Research — Archival Intelligence

Why are New Orleans' archives in danger?

New Orleans' cultural archives — newspapers, sheet music, personal letters, photographs, and early recordings documenting the birth of jazz — are deteriorating. Many exist only in fragile physical form in under-resourced institutions. Without intervention, this irreplaceable record of one of America's most significant cultural contributions will be permanently lost. Standard digitization approaches cannot handle the volume, condition, and diversity of these materials at the scale and speed required.

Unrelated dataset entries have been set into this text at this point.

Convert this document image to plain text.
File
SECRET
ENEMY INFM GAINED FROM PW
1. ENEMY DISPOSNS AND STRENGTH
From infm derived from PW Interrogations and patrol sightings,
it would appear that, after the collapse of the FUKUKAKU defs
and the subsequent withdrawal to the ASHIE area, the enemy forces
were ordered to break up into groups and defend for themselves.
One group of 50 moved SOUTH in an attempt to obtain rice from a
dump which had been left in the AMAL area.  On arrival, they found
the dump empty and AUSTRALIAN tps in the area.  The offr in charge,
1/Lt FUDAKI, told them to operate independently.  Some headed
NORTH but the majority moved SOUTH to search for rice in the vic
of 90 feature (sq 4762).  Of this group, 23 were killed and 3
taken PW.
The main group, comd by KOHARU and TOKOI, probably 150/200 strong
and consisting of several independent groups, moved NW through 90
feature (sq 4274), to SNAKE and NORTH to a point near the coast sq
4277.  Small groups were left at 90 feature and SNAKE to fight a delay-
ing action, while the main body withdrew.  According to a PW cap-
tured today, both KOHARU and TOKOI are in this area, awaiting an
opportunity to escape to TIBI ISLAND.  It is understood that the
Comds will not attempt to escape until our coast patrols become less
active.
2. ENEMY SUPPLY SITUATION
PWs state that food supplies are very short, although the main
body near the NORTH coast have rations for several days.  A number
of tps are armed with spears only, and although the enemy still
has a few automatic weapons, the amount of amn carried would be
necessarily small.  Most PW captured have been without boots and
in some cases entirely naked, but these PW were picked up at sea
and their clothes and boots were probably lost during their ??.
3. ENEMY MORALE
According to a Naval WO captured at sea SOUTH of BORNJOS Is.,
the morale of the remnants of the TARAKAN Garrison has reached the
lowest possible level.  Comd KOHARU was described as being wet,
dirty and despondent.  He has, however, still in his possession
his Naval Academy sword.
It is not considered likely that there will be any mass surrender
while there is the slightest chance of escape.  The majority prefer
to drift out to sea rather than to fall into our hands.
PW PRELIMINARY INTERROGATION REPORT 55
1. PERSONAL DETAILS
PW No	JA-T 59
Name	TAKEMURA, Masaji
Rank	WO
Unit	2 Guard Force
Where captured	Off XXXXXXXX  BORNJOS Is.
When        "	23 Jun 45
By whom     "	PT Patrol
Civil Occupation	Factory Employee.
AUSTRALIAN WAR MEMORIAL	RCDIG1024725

The problem extends beyond cultural loss. AI systems trained predominantly on digitized, English-language, post-internet text systematically underrepresent the cultural knowledge embedded in physical archives. When these archives disappear, the cultural perspectives they contain are erased not just from human memory but from the training data that shapes how AI understands the world. Preserving endangered archives is both a cultural imperative and an AI equity issue.

The Buddy Bolden Band, New Orleans, ca. 1905. The earliest known jazz photograph. Public domain. — The Buddy Bolden Band, New Orleans, ca. 1905 — the earliest known jazz photograph. Bolden, considered the first jazz musician, was institutionalized in 1907 and never recorded. The archival photographs, sheet music, and personal letters this project preserves are often the only record that survives.

How does AI preserve degraded historical documents?

The project develops AI pipelines combining computer vision, OCR optimized for degraded historical documents, and multimodal analysis to process archival materials that resist conventional digitization. These are not clean, machine-readable texts — they are crumbling newspapers with faded ink, handwritten letters in multiple languages, fragile sheet music with annotations, and early recordings in obsolete formats. Each material type requires specialized processing that off-the-shelf tools cannot provide.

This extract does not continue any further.